Come la pensano i tanti ricercatori che non sono d’accordo con i “padrini” dell’AI che ci allarmano prefigurando il rischio dell’estinzione della razza umana per colpa di una superhuman intelligence?
Blaise Agüera y Arcas di Google Research con Blake Richards, Dhanya Sridhar, e Guillaume Lajoie sull’Economist, fanno notare due retropensieri riguardo alle affermazioni di Hinton, Bengio e altri.
Primo, si sta invocando implicitamente l’argomentazione della scommessa di Pascal: anche se il rischio fosse remotissimo, è così grave che è meglio prenderlo in considerazione.
Ma da dove viene il rischio? Se anche un’intelligenza superumana entrasse in competizione con la razza umana, perchè questo dovrebbe portare alla nostra estinzione? Se si usa la metafora dell’evoluzione naturale allora bisogna guardare a come funziona davvero: perchè escludere possibilità di simbiosi fra esseri umani ed AI? Però gli autori dimenticano il presupposto degli allarmisti esistenziali è che l’AI dovrebbe difendersi dalla razza umana che vuole spegnerla.
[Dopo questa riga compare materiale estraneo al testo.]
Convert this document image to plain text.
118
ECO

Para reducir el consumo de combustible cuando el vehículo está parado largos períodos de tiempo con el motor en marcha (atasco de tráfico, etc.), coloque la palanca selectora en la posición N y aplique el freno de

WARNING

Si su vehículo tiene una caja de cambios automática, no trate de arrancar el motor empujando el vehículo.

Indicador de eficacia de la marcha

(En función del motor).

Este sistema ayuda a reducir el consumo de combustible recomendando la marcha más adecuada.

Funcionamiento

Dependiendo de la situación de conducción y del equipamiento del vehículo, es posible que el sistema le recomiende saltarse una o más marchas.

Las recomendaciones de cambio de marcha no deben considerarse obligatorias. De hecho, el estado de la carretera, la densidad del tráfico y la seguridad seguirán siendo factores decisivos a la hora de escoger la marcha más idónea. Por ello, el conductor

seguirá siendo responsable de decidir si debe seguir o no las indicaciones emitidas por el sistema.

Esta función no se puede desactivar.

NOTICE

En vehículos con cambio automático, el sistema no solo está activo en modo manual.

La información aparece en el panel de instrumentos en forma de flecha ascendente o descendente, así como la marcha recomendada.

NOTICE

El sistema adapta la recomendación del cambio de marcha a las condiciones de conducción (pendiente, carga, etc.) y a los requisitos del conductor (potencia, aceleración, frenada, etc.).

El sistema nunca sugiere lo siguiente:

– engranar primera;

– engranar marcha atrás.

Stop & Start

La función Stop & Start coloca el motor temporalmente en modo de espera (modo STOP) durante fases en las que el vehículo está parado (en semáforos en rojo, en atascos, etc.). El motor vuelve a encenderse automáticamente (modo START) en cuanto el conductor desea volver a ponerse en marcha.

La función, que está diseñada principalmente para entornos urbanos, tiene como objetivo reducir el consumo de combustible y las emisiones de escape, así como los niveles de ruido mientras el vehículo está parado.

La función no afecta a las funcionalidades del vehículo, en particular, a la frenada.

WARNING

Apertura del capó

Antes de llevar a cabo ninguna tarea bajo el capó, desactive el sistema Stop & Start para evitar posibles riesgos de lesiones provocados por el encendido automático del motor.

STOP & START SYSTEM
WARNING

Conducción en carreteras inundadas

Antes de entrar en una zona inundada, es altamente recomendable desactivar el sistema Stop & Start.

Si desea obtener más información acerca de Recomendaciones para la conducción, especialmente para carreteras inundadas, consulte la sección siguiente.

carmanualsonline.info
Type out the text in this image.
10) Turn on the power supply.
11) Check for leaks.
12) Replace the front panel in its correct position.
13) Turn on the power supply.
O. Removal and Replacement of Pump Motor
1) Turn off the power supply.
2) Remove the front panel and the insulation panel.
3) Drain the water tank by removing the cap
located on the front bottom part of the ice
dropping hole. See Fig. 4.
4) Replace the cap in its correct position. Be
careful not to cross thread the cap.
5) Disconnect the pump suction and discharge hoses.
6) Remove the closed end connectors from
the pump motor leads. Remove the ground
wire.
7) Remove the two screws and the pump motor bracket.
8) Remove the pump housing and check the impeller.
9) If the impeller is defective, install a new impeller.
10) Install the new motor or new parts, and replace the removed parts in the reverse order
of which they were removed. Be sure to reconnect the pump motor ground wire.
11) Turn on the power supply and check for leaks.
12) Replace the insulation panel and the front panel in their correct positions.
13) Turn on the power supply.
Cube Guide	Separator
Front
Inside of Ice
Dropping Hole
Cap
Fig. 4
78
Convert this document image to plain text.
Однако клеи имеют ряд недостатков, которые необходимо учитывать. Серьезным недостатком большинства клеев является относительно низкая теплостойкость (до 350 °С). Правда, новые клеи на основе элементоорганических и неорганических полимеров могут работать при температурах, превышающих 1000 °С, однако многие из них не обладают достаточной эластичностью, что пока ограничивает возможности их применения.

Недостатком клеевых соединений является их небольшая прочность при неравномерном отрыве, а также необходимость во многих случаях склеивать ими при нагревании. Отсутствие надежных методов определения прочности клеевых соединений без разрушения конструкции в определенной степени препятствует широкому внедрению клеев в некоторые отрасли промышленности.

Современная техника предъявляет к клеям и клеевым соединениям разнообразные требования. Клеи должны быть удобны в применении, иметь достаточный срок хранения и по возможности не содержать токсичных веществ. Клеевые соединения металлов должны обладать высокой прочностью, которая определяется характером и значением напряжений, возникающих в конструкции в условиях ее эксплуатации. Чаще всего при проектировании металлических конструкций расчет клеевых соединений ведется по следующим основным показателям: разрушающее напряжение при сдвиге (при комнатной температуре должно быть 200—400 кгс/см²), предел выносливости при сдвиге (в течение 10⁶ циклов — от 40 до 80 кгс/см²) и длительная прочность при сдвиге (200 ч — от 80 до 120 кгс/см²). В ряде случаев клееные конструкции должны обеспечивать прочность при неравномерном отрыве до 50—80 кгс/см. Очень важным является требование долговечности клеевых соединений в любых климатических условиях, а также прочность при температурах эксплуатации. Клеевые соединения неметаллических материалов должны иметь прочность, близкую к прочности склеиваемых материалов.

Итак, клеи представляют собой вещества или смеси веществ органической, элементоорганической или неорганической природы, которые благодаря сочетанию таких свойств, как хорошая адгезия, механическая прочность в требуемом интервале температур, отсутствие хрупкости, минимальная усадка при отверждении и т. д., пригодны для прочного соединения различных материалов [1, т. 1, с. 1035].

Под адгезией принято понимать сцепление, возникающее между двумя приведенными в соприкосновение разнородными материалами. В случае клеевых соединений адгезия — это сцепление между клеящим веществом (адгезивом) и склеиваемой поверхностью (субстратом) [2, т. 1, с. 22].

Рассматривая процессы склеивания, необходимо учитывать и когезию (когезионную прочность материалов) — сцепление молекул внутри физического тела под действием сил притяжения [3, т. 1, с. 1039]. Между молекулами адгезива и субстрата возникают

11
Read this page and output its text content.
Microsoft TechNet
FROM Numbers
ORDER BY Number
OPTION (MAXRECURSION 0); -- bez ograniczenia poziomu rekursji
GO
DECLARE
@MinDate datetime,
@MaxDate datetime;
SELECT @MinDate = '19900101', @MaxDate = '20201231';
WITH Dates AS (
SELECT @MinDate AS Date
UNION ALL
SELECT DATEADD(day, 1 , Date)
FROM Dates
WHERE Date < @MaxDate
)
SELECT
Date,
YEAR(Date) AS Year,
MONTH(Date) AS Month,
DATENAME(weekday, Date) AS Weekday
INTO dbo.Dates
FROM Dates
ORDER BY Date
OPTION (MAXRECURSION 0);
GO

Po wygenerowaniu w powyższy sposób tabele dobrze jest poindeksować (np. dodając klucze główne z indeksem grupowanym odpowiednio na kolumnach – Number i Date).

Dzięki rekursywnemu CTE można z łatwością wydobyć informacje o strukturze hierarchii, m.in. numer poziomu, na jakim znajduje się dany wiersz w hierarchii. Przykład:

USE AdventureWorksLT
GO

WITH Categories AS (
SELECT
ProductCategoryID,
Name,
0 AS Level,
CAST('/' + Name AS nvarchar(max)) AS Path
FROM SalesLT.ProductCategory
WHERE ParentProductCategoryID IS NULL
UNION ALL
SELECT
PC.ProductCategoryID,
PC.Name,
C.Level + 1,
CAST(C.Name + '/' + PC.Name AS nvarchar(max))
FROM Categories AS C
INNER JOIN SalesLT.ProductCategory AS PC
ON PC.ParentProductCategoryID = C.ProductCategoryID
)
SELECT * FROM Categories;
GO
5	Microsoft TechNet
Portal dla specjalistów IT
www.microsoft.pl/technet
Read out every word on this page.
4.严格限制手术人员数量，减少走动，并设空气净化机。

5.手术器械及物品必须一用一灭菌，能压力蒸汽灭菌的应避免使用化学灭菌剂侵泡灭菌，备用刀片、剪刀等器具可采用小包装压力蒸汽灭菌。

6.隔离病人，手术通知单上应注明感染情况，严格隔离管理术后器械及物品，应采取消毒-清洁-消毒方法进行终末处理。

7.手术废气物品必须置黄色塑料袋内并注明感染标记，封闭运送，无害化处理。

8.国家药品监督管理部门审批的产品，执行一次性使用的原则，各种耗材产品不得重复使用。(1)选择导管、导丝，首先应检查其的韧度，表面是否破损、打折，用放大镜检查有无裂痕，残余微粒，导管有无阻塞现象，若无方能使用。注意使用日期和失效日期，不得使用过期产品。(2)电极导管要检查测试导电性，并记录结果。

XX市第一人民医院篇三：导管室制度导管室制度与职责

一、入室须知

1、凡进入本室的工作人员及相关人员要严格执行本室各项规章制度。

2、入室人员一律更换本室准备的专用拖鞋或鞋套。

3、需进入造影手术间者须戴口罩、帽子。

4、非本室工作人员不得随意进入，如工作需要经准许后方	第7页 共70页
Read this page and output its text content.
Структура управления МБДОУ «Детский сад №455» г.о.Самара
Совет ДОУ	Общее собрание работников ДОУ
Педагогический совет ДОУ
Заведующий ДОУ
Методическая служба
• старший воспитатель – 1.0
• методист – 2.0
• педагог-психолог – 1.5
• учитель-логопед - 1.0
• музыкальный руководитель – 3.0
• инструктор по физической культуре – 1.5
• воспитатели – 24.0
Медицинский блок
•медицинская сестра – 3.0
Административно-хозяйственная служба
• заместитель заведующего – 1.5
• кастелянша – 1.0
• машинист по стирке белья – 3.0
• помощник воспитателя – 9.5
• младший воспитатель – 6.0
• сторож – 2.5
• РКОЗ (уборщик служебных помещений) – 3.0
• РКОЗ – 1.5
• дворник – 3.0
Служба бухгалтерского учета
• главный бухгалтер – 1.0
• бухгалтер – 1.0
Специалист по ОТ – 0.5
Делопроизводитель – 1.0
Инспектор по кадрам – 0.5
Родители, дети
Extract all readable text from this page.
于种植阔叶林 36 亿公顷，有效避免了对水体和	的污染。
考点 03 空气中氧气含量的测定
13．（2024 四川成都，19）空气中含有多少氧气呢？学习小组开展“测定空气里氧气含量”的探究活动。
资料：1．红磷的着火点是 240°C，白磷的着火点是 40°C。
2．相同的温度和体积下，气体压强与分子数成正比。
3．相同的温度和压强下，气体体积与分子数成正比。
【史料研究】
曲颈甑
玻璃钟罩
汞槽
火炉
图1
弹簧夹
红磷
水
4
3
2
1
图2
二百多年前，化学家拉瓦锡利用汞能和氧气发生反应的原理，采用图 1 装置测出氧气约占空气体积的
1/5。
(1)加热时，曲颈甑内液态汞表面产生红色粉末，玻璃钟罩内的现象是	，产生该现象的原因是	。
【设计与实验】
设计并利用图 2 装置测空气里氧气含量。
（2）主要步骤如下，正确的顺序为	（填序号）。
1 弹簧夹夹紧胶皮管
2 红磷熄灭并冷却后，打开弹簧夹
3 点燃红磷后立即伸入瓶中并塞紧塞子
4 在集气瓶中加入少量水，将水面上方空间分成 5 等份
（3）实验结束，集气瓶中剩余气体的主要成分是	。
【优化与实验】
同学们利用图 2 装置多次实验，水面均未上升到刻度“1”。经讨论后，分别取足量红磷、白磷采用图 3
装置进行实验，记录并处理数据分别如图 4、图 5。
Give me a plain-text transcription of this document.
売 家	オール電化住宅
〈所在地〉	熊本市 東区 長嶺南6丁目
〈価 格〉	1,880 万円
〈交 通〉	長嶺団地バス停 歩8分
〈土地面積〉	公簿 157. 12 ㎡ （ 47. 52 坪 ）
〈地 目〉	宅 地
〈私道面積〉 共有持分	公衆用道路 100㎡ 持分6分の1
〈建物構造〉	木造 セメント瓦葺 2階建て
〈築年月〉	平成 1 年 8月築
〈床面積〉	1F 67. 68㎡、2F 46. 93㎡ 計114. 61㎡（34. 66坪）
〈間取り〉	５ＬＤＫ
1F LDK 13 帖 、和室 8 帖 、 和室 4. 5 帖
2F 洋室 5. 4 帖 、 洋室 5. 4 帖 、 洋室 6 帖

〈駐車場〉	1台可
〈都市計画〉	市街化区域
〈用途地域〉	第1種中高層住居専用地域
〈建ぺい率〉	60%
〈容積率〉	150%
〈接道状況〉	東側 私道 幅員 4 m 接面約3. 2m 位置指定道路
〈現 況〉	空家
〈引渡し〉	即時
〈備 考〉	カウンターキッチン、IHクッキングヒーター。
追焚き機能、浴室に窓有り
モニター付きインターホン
Quindi il problema in ultima analisi siamo noi.
Secondo, si invoca una regolazione statale e internazionale dell’AI contro i rischi esistenziali. Implicitamente questo vuol dire però delegare lo sviluppo dell’AI solo ai grandi player che danno garanzie, facilitando implicitamente l’emersione di monopolisti euno sviluppo di una AI che persegue i vantaggi del capitale, ma restringendo la possibilità di un approccio diverso all’AI che guarda prima di tutto ai benefici per la società.
Si fa dimenticare così l’urgenza di regolare gli aspetti che fanno già danni, come la mancanza di trasparenza sui dataset, la contraffazione degli umani, i rischi di monopolio.